Мы закурили. Марихуана действовала хорошо. Мой мозг отделялся от ноющих костей. Мы молча сидели, наслаждаясь прохладным ночным воздухом. Приятно было освежиться после удушающей жары долины. С каждой затяжкой образы смерти медленно отступали. Я погружался в какое-то туманное небытие. По-иному действовала травка на Блонди. Словно издалека до меня доносилось жужжание ею голоса. Он был в своем раю, мечтая о плотских наслаждениях. Меня с ним не было. Потом он вернулся во Вьетнам.
— Тридцать дней, Гласс. Один несчастный месяц — это все, что мне осталось пройти.
— Надеюсь, что пройдешь, — сказал я.
— Надейся, черт возьми!
— Доллу не пришлось…
— Плевать на Долла. Сам виноват. А я не убийца. Ты что, хочешь меня напугать?
— Нет. Ты меня не так понял. Я хочу, чтобы ты выжил. Ты хороший парень.
Блонди хмыкнул, и мы опять замолчали, докуривая остатки сигарет. Наконец я спросил:
— Что значит «сам виноват»?
— Это значит, что убийцы обычно получают по заслугам. Так часто, случается.

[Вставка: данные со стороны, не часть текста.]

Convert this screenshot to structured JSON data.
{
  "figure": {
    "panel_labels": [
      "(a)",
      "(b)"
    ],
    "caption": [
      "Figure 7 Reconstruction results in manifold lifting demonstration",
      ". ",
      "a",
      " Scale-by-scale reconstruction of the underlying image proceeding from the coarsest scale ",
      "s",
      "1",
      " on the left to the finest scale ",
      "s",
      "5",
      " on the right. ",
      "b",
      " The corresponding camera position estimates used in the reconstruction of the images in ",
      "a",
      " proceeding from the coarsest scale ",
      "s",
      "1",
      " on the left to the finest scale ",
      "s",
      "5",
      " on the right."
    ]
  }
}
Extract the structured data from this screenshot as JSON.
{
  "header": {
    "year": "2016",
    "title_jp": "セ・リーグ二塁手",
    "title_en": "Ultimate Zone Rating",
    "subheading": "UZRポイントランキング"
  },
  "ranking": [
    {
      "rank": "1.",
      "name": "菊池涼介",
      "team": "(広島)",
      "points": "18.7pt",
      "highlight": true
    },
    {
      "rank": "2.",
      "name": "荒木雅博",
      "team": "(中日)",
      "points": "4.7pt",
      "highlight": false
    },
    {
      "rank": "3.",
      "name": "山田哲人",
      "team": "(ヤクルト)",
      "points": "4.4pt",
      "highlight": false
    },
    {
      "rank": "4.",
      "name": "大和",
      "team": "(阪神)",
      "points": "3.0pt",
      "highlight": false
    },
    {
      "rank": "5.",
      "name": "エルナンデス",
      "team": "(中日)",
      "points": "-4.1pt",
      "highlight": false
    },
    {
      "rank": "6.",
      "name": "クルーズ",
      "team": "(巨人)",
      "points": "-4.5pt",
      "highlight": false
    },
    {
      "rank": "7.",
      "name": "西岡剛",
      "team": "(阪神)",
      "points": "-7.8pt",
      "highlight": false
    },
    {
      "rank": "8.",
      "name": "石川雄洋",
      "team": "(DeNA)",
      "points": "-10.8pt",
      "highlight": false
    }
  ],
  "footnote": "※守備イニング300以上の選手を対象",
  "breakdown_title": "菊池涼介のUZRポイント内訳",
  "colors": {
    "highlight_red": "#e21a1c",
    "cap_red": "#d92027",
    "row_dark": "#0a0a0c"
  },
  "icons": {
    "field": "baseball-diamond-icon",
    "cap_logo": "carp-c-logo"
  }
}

Я еще больше заинтересовался:
— В конце концов их убивают вьетконговцы, да?
— Вьетконговцы, как бы не так! — Он закурил новую сигарету и передал мне: — Выкурим вместе. Что-то паршиво на душе.
Я медленно, глубоко затянулся и вернул ему сигарету.
— Но ведь Долла убил вьетконговец? Он хитро улыбнулся:
— Тебе еще многому надо поучиться, Гласс. И времени для этого предостаточно.
Я беззлобно ухмыльнулся:
— Ты что, хочешь меня напугать, Блонди?
Он покачал головой, затянулся и уставился на догорающую сигарету.
— Эта штука проясняет и прочищает мозги; как-то резче видишь вещи. Понимаешь меня? А с тобой тоже так?
— Да. — Я бежал впереди и терпеливо ждал, пока он догонит.
Он передал мне сигарету:
— Докуривай. Я больше не хочу. — Он закрыл глаза и откинул голову на угловой кол палатки: — Помнишь, я говорил тебе о случаях, когда свои убивают своих?